Stevenson turned the beam on the woman in mute confirmation. She looked to be close to forty, somewhat younger than Fanny but clearly worn by hard years. Her lips were full and painted, but her brow was high and surprisingly refined. One hand was cast back over her head, but the other lay open by her side, holding a wet mass of something. Stevenson bent to look more closely. Grapes.
“We must hurry,” whispered Symonds from behind him. “Before someone comes.”
“We must check for evidence.”
“We have the lantern.”
“Is there anything else?” Stevenson stood and swept the narrow beam from side to side.
“There!” exclaimed Symonds. He pointed just to the right of the body.
Stevenson redirected the light and saw a long and slender shape gleaming moistly in the beam. He stooped to pick it up. A knife—not of a tradesman’s or a hunter’s sort. A surgeon’s? He stood, and once again swept the light widely.
“We should go,” said Symonds.
Stevenson nodded, padding back to his stick and hat and shining the lantern to help his friend.
“What on earth came over you?” Symonds whispered harshly as they found their boots in the passageway and stooped to put them on.
“I don’t know. Honestly.”
“I thought you’d gone mad. Thank God we escaped with our lives.”
“Aye,” replied Stevenson. “But so did he.”

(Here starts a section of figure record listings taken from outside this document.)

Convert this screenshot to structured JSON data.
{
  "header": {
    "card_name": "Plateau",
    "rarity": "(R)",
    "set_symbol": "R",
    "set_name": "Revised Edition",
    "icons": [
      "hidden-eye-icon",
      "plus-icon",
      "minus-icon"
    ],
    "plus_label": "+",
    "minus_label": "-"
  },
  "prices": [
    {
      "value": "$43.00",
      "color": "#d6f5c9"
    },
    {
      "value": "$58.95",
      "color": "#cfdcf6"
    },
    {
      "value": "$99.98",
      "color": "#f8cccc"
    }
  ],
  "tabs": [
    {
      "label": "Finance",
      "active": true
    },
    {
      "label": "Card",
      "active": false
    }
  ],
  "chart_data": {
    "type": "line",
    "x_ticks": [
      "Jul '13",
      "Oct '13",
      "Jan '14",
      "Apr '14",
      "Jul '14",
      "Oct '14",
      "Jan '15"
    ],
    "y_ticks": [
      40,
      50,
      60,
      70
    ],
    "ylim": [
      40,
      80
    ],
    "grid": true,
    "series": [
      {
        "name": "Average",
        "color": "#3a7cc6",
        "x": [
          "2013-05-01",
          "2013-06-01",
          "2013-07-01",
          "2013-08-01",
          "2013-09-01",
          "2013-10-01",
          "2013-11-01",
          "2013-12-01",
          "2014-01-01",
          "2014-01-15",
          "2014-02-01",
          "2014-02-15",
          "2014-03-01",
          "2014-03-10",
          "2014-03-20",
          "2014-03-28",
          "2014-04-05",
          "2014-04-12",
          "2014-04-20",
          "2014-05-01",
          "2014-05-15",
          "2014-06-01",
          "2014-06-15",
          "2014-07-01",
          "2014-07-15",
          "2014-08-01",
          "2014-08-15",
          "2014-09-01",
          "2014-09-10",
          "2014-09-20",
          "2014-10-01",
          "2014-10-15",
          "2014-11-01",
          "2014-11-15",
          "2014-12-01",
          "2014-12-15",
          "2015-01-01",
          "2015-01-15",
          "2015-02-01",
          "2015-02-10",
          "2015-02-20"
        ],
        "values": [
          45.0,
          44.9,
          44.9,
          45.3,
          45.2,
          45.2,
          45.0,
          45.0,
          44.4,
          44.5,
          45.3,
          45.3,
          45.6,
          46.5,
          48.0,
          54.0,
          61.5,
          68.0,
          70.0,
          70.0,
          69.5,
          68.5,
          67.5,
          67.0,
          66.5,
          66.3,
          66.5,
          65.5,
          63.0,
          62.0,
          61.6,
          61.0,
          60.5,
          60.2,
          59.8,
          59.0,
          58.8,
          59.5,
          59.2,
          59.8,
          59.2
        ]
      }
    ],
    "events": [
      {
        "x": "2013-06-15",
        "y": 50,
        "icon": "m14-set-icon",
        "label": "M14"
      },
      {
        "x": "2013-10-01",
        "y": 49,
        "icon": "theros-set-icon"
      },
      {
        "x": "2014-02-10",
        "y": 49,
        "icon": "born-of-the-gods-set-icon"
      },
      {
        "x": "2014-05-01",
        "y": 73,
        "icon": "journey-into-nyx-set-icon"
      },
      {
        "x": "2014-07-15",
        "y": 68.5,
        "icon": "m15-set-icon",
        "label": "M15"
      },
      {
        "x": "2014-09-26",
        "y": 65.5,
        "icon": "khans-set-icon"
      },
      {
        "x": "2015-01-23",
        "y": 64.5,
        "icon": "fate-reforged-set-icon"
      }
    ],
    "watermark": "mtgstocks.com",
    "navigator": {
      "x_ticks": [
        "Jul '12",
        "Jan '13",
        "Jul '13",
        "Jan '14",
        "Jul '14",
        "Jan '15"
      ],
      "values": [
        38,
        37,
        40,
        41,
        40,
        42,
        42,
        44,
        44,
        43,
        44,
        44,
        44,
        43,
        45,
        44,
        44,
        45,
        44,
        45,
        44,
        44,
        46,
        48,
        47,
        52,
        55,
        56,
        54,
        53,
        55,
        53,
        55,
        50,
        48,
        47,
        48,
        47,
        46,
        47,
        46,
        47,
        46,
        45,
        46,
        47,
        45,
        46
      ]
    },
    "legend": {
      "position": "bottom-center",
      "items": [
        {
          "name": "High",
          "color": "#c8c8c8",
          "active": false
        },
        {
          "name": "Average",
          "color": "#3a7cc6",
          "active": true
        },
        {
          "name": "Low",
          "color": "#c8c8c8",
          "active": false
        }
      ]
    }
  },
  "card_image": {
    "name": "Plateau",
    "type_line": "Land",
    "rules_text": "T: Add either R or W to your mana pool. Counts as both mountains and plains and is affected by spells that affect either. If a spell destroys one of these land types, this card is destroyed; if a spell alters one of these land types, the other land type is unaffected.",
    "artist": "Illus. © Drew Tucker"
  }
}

They made their way to the top of the street just as a single fellow driving a rough cart rattled around the corner. Hurrying westward, hoping that their hansom still waited for them, they left the carter to find his own dark way down to the bottom of Berner Street.
19
O my poor old Harry Jekyll, if ever I read Satan’s signature upon a face, it is on that of your new friend.
—GABRIEL JOHN UTTERSON
THE TIMES
/> MONDAY, 1 OCTOBER 1888
Two more murders must now be added to the black list of similar crimes of which the East-end of London has very lately been the scene. The circumstances of both of them bear a close resemblance to those of the former atrocities. The victim in both has been a woman. In neither can robbery have been the motive, nor can the deed be set down as the outcome of an ordinary street brawl. Both have unquestionably been murders deliberately planned, and carried out by the hand of some one who has been no novice to the work. It was early yesterday morning that the bodies of the two women were discovered, at places within a quarter of an hour’s walk of one another, and at intervals of somewhat less than an hour. The first body was found lying in a yard in Berner-street, a low thoroughfare running out of the Commercial-road. The discovery was made about 1 o’clock in the early morning by a carter, who was entering the yard to put up his cart. The body was that of a woman with a deep gash on the throat, running almost from ear to ear. She was quite dead, but the corpse was still warm, and in the opinion of the medical experts, who were promptly summoned to the place, the deed of blood must have been done not many minutes before. The probability seems to be that the murderer was interrupted by the arrival of the carter, and that he made his escape unobserved, under the shelter of the darkness, which was almost total at the spot. The body has been identified as that of ELIZABETH STRIDE, a widow according to one account, according to another a woman living apart from her husband, and by all accounts belonging to the “unfortunate” class. Her movements have been traced up to a certain point. She left her house in Dean-street, Spitalfields, between 6 and 7 o’clock on Saturday evening, saying that she was not going to meet any one in particular. From that hour there is nothing certainly known about her up to the time at which her body was found, lifeless indeed, but not otherwise mutilated than by the gash in the throat, which had severed the jugular vein and must have caused instantaneous death.